Coincidentally, Sun had been scouted to join Dream Entertainment by Kajorn (Jirapat Uttamanan), Sunny's former manager. His plan for revenge also attracts the attention of Jay (Jarukit Kaewmoonrueang), the mysterious high-ranking director at the company that Sun encounters on the rooftop.

== Cast and characters ==
=== Main ===
- Thanakorn Wichanukhor (Minlee) as Theemekha Rungsapdee (Sun)
  - Taechin Kittiwattanakorn (Fiat) as Sun (young)
- Jarukit Kaewmoonrueang (Toptap) as Athip Wanitsakitphaisan (Jay)
  - Suppakit Wongsa (Shogun) as Jay (young)
- Paramee Thesdaroon (Shogun) as Phanuwat Manasakdech (Sky)
- Thanawat Shinawatra (Fuaiz) as Thanapat Loetkraisorn (Bank / Sunny)

=== Supporting ===
- Jirapat Uttamanan (Khunnote) as Kajorn Piyawanichkul
- Claude Athaseri (Moo) as Songphon
- Suttida Kasemsant Na Ayutthaya (Nook) as Pawinee Jirajaroensak
- Amnard Thangsomboon (Kie) as Sia Poh
- Kumron Jivachat as Kongkiat
- Gandhi Wasuwitchayagit as Sia Jo
- Yasaka Chaisorn (Pu) as Suchat
- Sarinya Inger Olsson (Lilly) as Director Karn
- Nawapol Sangsuwan (Eat) as Manager Game
- Maneenun Ningsanond (Poo) as Wandee (Sun's mother)
- Tanarit Photkanawat (Francis) as Kavin
- Paythai Ploymeeka (Phe) as Jay's father
- Peerapat Jarutasroj (Jam) as Wave
- Atagorn Sonyot (Tor) as Two-O
- Theeradon Wattanapan (Supreem) as Ten
- Pawarit Kinnares (Tawan) as Off
- Sasit Chatpiroonpun (Ramil) as Sky (Sun's younger brother)
- Nathita Chaipong as Angie (Kajorn's daughter)
- Pakin Pongsoipetch as Sky (young)

=== Guest ===
- Chaikamon Sermsongwittaya (Boss) as Pakin Wongsasat (Ep. 3, 6–7, 10)
- Kornthas Rujeerattanavorapan (Max) as Pen Nueng (Ep. 7–8)
- Napapat Sasiphanitchakun (Grace) as lead actress (Sky's stage play)
- Nitcha Jakchaikul (Mukki) as lead actress (Sky's stage play)
- Phetlada Pimchai (Hongpao) as lead actress (Karn's drama)

== Soundtrack ==

| No. | Title | Writer(s) | Artist | Length |
|---|---|---|---|---|
| 1. | "Until You (เธอทำให้รู้)" | Adison Wetchawong; Chear Nathaphon; | Chear Nathaphon | 3:18 |
| 2. | "Payback (ทวงคืน)" | Tan Pakdee | Sam Sermsartr | 3:12 |

== Production ==
The original webtoon accumulated over 20.48 million views across platforms such as Boomtoon and Lezhin TH, being translated into more than 8 languages and distributed in countries including South Korea, Japan, Thailand and the United States.
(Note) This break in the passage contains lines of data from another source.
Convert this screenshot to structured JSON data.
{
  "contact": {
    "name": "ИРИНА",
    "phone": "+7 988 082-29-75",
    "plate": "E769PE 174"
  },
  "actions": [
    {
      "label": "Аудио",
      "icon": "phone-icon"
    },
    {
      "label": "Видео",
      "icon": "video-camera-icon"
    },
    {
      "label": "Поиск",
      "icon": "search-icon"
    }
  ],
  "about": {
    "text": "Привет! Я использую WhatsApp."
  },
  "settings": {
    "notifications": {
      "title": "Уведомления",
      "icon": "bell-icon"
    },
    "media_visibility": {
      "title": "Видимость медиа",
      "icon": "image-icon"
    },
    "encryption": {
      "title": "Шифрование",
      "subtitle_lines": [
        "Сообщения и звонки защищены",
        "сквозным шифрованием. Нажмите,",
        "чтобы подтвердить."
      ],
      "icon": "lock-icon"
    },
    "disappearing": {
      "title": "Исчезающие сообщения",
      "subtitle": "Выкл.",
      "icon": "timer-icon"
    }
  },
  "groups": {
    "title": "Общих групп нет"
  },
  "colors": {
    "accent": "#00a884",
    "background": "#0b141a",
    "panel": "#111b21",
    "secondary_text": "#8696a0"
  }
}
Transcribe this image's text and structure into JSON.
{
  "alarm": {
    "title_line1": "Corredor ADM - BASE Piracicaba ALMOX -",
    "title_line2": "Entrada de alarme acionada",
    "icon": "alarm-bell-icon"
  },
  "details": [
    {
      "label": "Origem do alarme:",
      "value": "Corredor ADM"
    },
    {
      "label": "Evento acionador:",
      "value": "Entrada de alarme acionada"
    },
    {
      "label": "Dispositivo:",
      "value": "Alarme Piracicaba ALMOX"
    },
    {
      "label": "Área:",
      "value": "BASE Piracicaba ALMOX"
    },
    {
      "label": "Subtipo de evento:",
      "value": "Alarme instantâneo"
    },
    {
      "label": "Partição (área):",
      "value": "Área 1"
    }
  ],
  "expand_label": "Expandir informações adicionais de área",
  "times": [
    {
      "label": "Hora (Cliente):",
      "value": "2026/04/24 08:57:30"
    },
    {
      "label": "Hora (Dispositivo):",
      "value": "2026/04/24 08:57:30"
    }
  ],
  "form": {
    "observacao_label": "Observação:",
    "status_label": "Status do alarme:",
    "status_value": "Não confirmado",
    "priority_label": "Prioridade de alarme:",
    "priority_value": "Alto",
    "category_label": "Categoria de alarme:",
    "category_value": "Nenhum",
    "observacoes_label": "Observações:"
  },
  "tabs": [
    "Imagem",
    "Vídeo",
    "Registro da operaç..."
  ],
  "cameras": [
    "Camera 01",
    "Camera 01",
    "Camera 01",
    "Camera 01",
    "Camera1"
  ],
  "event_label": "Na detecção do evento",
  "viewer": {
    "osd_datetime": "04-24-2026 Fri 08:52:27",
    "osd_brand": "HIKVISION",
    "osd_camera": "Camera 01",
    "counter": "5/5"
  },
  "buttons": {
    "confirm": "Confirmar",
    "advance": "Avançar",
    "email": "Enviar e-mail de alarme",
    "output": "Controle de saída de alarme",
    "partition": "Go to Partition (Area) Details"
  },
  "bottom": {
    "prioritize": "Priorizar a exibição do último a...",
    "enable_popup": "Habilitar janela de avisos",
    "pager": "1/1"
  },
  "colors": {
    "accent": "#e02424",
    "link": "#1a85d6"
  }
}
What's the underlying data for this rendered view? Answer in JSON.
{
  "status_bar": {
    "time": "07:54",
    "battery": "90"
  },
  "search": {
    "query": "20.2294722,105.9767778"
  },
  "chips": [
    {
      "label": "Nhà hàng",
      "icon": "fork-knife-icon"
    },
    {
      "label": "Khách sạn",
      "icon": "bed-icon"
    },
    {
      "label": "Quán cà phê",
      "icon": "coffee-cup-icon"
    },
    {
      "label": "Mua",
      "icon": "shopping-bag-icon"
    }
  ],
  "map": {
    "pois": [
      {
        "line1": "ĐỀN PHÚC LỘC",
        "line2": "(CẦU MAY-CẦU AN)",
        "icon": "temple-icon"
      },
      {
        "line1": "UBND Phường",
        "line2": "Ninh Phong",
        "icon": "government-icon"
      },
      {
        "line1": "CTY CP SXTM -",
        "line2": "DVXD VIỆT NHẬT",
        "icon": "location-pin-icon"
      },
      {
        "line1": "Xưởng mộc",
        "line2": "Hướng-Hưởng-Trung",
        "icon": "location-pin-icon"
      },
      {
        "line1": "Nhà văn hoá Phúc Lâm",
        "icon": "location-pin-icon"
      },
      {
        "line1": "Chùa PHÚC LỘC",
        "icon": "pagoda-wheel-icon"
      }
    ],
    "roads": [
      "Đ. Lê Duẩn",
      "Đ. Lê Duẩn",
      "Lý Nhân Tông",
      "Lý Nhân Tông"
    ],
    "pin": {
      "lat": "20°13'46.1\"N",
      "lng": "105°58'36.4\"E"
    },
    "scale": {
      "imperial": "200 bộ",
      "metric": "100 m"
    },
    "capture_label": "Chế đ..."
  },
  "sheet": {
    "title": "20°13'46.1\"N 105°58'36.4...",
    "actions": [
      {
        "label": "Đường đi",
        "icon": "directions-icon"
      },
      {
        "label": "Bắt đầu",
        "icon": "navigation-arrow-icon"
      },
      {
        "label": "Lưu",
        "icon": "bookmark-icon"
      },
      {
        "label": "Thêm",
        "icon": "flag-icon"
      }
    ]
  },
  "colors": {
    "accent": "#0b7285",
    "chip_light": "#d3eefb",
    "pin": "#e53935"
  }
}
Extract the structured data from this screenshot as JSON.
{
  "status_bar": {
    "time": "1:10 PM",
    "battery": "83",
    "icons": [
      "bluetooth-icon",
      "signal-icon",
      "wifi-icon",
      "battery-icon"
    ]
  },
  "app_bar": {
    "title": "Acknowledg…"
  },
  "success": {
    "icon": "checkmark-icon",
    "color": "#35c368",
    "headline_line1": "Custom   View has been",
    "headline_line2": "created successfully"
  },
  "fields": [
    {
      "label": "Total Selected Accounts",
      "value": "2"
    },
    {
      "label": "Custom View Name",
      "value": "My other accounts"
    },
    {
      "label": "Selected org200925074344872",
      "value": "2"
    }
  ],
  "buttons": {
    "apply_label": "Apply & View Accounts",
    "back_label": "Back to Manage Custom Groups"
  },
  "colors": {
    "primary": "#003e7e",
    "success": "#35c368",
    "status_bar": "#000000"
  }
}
The series was announced as an international co-production between Aplan International Group (Thailand), Rakuten TV (Japan), Kidari Studio (South Korea) and Copus Japan. The blessing ceremony and filming began in January 2026.

== Marketing ==
The series was promoted with a press conference and premiere screening event held at Major Cineplex Ratchayothin on 30 May 2026. The event featured a performance by the lead actors, as well as an exclusive behind-the-scenes Q&A session with the cast and crew.